We present a novel methodology that enables the accurate prediction of spectroscopic fingerprints (Circular Dichroism, Infrared, Raman, and Raman Optical Activity), and by this allows for "tidying up" the conformational ensembles of disordered peptides and disordered regions in proteins.
This concept is elaborated for and applied to a dodecapeptide, whose spectroscopic fingerprint is measured and theoretically predicted by means of enhanced-sampling Molecular Dynamics coupled with Quantum Mechanical calculations.
Following this approach, we demonstrate that peptides lacking a clear propensity for ordered secondary-structure motifs are not randomly, but only conditionally disordered.

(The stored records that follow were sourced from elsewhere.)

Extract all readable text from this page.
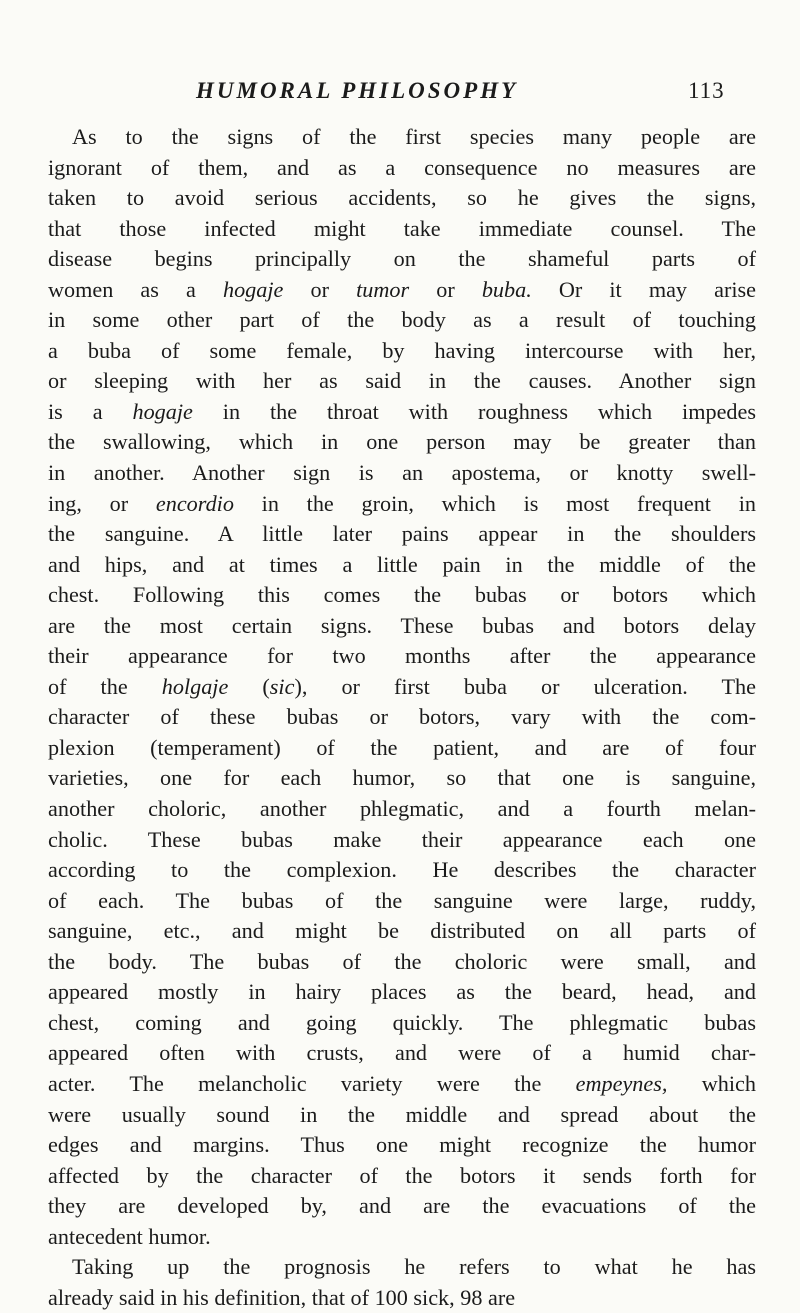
HUMORAL PHILOSOPHY	113

As to the signs of the first species many people are
ignorant of them, and as a consequence no measures are
taken to avoid serious accidents, so he gives the signs,
that those infected might take immediate counsel. The
disease begins principally on the shameful parts of
women as a hogaje or tumor or buba. Or it may arise
in some other part of the body as a result of touching
a buba of some female, by having intercourse with her,
or sleeping with her as said in the causes. Another sign
is a hogaje in the throat with roughness which impedes
the swallowing, which in one person may be greater than
in another. Another sign is an apostema, or knotty swell-
ing, or encordio in the groin, which is most frequent in
the sanguine. A little later pains appear in the shoulders
and hips, and at times a little pain in the middle of the
chest. Following this comes the bubas or botors which
are the most certain signs. These bubas and botors delay
their appearance for two months after the appearance
of the holgaje (sic), or first buba or ulceration. The
character of these bubas or botors, vary with the com-
plexion (temperament) of the patient, and are of four
varieties, one for each humor, so that one is sanguine,
another choloric, another phlegmatic, and a fourth melan-
cholic. These bubas make their appearance each one
according to the complexion. He describes the character
of each. The bubas of the sanguine were large, ruddy,
sanguine, etc., and might be distributed on all parts of
the body. The bubas of the choloric were small, and
appeared mostly in hairy places as the beard, head, and
chest, coming and going quickly. The phlegmatic bubas
appeared often with crusts, and were of a humid char-
acter. The melancholic variety were the empeynes, which
were usually sound in the middle and spread about the
edges and margins. Thus one might recognize the humor
affected by the character of the botors it sends forth for
they are developed by, and are the evacuations of the
antecedent humor.

Taking up the prognosis he refers to what he has
already said in his definition, that of 100 sick, 98 are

This means that their conformational landscape, or phase-space, can be well represented by a basis-set of conformers including about 10 to 100 structures.
The implications of this finding have profound consequences both for the interpretation of experimental electronic and vibrational spectral features of peptides in solution and for the theoretical prediction of these features using accurate and computationally expensive techniques.
The here-derived methods and conclusions are expected to fundamentally impact the rationalization of so-far elusive structure-spectra relationships for disordered peptides and proteins, towards improved and versatile structure prediction methods.